1. ## subspace

Hey,

I wan't to show that $\displaystyle C_{c}(\mathbb{R})$ is a subspace of $\displaystyle L^{p}(\mathbb{R})$.

Can I use the usual three conditions to show that $\displaystyle C_{c}(\mathbb{R})$ is a subspace. But how would that show that $\displaystyle C_{c}(\mathbb{R})$ is a subspace of specifically $\displaystyle L^{p}(\mathbb{R})$?

2. Originally Posted by surjective
Hey,

I wan't to show that $\displaystyle C_{c}(\mathbb{R})$ is a subspace of $\displaystyle L^{p}(\mathbb{R})$.

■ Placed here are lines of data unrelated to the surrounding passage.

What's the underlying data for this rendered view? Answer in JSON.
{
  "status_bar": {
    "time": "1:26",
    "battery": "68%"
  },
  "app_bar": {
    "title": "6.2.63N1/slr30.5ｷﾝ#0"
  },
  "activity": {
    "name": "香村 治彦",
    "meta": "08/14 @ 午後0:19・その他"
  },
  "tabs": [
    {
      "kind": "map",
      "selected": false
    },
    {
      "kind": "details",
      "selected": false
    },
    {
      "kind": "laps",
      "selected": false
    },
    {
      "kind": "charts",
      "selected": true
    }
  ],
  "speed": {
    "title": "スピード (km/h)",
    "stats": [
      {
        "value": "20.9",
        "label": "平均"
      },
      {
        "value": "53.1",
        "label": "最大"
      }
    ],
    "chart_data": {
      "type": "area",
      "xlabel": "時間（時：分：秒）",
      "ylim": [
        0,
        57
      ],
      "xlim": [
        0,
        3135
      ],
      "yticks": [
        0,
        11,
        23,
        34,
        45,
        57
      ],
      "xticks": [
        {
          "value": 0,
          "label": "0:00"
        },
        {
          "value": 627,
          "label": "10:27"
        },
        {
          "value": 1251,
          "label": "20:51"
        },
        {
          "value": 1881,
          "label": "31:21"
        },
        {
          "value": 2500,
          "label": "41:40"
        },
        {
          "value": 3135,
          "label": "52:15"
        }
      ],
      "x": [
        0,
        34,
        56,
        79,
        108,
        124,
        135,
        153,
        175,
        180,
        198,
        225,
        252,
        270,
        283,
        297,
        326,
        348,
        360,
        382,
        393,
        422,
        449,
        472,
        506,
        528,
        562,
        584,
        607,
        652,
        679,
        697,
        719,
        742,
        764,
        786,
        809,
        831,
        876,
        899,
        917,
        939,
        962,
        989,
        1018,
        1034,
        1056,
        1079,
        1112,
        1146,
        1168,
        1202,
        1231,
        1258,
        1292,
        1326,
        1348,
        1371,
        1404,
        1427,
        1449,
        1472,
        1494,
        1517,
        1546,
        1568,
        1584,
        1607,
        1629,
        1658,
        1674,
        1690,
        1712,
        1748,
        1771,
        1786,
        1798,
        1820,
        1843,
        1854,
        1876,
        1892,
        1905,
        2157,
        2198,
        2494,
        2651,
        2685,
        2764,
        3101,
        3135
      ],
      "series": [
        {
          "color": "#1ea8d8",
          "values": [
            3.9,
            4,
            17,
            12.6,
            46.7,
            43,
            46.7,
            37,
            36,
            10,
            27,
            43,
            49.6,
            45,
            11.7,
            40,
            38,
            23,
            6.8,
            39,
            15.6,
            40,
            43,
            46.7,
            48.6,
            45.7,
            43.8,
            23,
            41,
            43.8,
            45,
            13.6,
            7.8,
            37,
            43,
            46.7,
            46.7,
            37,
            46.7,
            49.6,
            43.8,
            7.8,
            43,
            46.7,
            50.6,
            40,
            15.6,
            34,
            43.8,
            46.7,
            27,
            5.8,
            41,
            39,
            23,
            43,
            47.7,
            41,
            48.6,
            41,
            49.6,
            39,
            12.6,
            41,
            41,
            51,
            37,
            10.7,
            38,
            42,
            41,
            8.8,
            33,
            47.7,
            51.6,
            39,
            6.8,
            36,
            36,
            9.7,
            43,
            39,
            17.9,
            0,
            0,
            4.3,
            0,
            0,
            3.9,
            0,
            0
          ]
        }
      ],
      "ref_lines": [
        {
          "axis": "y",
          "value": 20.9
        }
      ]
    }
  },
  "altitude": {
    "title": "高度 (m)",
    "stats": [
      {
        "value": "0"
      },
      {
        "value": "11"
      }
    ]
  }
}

Can I use the usual three conditions to show that $\displaystyle C_{c}(\mathbb{R})$ is a subspace. But how would that show that $\displaystyle C_{c}(\mathbb{R})$ is a subspace of specifically $\displaystyle L^{p}(\mathbb{R})$?
Is $\displaystyle C_c\left(\mathbb{R}\right)$ continuous functions with compact support? If so, then what particularly are you having trouble with, you know that the sum of two continuous functions is continuous as is the product of a continuous function by a scalar, thus it suffices to prove that the same is true for functions with compact support. But, it's clear that $\displaystyle \text{supp}(cf)=\text{supp}(f)$ and $\displaystyle \text{supp}(f+g)\subseteq \text{supp}(f)\cup\text{supp}(g)$ so that $\displaystyle \overline{\text{supp}(f+g)}$ is a closed subspace of $\displaystyle \overline{\text{supp}(f)}\cup\overline{\text{supp} (g)}$ and since this superset is compact it follows that $\displaystyle \overline{\text{supp}(f+g)}$ is compact.

3. Hey,

And $\displaystyle C_{c}(\mathbb{R})$ is a subset of $\displaystyle Lp(\mathbb{R})$? Then comes the explanation you gave above. Right?

Thanks

4. Originally Posted by surjective
And $\displaystyle C_{c}(\mathbb{R})$ is a subset of $\displaystyle L_p(\mathbb{R})$?
To check that, you need to verify that if $\displaystyle f\in C_{c}(\mathbb{R})$ then $\displaystyle |f|^p$ is integrable.